Durante todo el primer acto Orfeo se lamentó con facilidad, algunas mujeres vestidas con túnicas comentaron con gracia su desdicha y cantaron al amor. La sala reaccionaba con calor discreto. Apenas se notó que Orfeo introducía en su aria del segundo acto ciertos trémolos que no figuraban en la partitura y que pedía con cierto exceso de patetismo al dueño de los Infiernos que se dejase conmover por su llanto. Algunos movimientos o sacudidas que se le escaparon parecieron a los más informados efectos de estilización que enriquecían la interpretación del cantante.
Fue necesario que llegase el gran dúo de Orfeo y Eurídice del tercer acto (el momento en que Eurídice vuelve a alejarse de su amante) para que cierta sorpresa recorriese la sala. Y como si el cantante no hubiera estado esperando más que ese movimiento del público o, más exactamente todavía, como si el rumor del patio de butacas le hubiera corroborado en lo que sentía, en ese mismo momento avanzó de un modo grotesco, con los brazos y las piernas separados, en su atavío clásico, y se desplomó entre los idílicos decorados que siempre habían sido anacrónicos pero que a los ojos de los espectadores no lo fueron hasta aquel momento, y de modo espantoso. Pues al mismo tiempo la orquesta enmudeció, la gente de las butacas se levantó y empezó a evacuar la sala, primero en silencio, como se sale de una iglesia cuando termina el servicio, o de una cámara mortuoria después de una visita, las mujeres recogiendo sus faldas y saliendo con la cabeza baja, los hombres guiando a sus compañeras por el codo, evitándoles chocar con los asientos bajados. Pero poco a poco el movimiento se hizo más precipitado, el murmullo se convirtió en exclamación y la multitud afluyó a las salidas apretándose y empujándose entre gritos. Cottard y Tarrou, que solamente se habían levantado, se quedaron solos ante una imagen de lo que era su vida de aquellos momentos: la peste en el escenario, bajo el aspecto de un histrión desarticulado, y en la sala los restos inútiles del lujo, en forma de abanicos olvidados y encajes desgarrados sobre el rojo de las butacas.

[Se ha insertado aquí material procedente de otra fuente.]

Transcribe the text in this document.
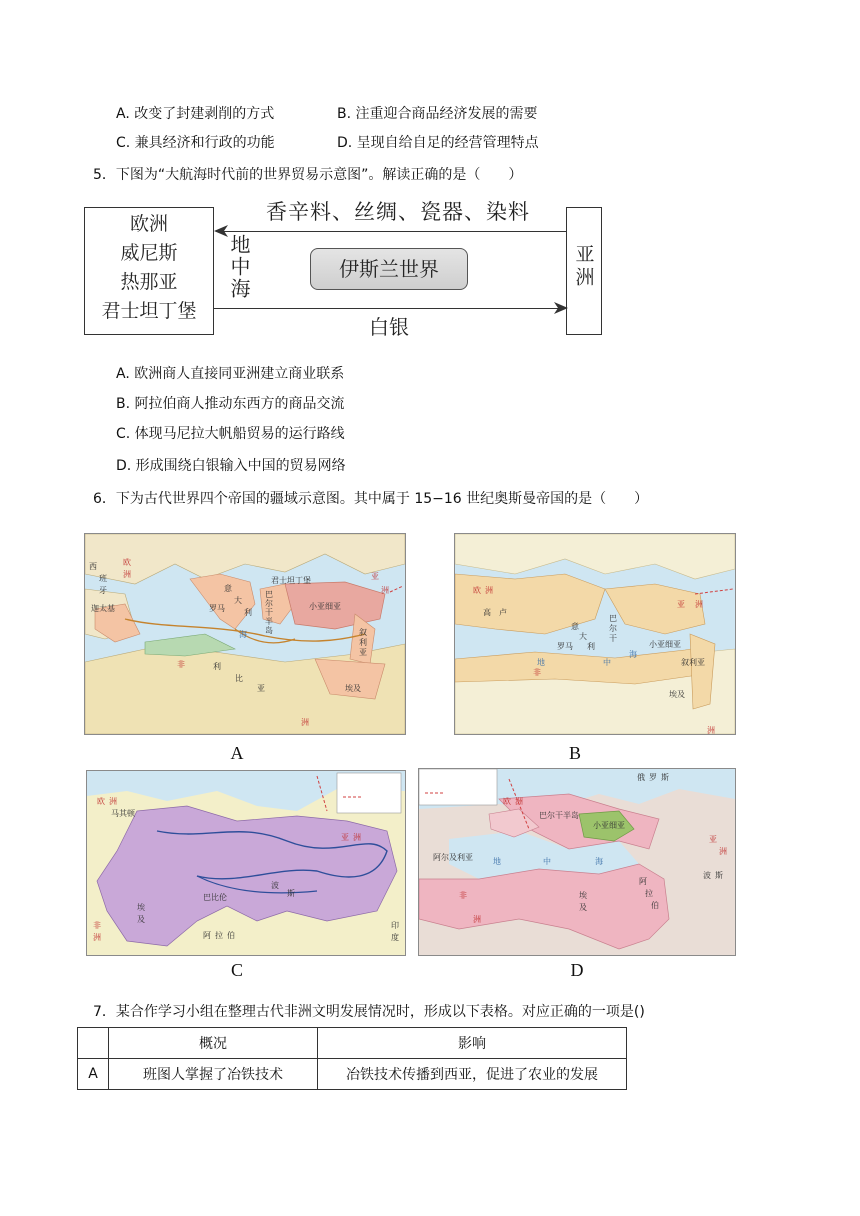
A. 改变了封建剥削的方式	B. 注重迎合商品经济发展的需要
C. 兼具经济和行政的功能	D. 呈现自给自足的经营管理特点
5．下图为“大航海时代前的世界贸易示意图”。解读正确的是（　　）
欧洲
威尼斯
热那亚
君士坦丁堡
亚洲
香辛料、丝绸、瓷器、染料
白银
地中海	伊斯兰世界
A. 欧洲商人直接同亚洲建立商业联系
B. 阿拉伯商人推动东西方的商品交流
C. 体现马尼拉大帆船贸易的运行路线
D. 形成围绕白银输入中国的贸易网络
6．下为古代世界四个帝国的疆域示意图。其中属于 15−16 世纪奥斯曼帝国的是（　　）
西
班
牙
欧
洲
君士坦丁堡
小亚细亚
罗马
意
大
利
巴
尔
干
半
岛
非	利
比
亚	埃及
亚
洲
叙
利
亚
海
洲
迦太基
A
欧 洲
高 卢
罗马
意
大
利
巴
尔
干
小亚细亚
叙利亚
埃及
非
洲
亚 洲
地	中
海
B
欧 洲
亚 洲
非
洲
巴比伦
波
斯
埃
及
阿 拉 伯
印
度
马其顿
C
俄 罗 斯
欧 洲
亚
洲
非
洲
小亚细亚
巴尔干半岛
阿尔及利亚
埃
及
阿
拉
伯
地	中	海
波 斯
D
7．某合作学习小组在整理古代非洲文明发展情况时，形成以下表格。对应正确的一项是()
	概况	影响
A	班图人掌握了冶铁技术	冶铁技术传播到西亚，促进了农业的发展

Rambert, que desde los primeros días de setiembre trabajaba seriamente con Rieux, había pedido un día de licencia para encontrarse con González y los dos chicos delante del instituto de muchachos.
Ese día, González y Rambert vieron llegar a los dos chicos riendo. Dijeron que la otra vez no habían tenido suerte pero que había que confiar. En todo caso, no era aquella su semana de guardia; era necesario tener paciencia hasta la siguiente. Entonces recomenzarían. Rambert dijo que esa era la palabra. González propuso entonces una cita para el lunes próximo, con el propósito de instalar a Rambert ese mismo día en la casa de Marcel y Louis. "Nosotros, tú y yo, nos citaremos, pero si yo no llego, tú te vas directamente a casa de ellos. Hay que explicarte dónde viven." Pero Marcel o Louis dijo que lo más fácil era llevarle en aquel momento. Si no era muy exigente habría comida para los cuatro, y de ese modo se podría dar cuenta. González dijo que era una buena idea y se fueron todos hacia el puerto.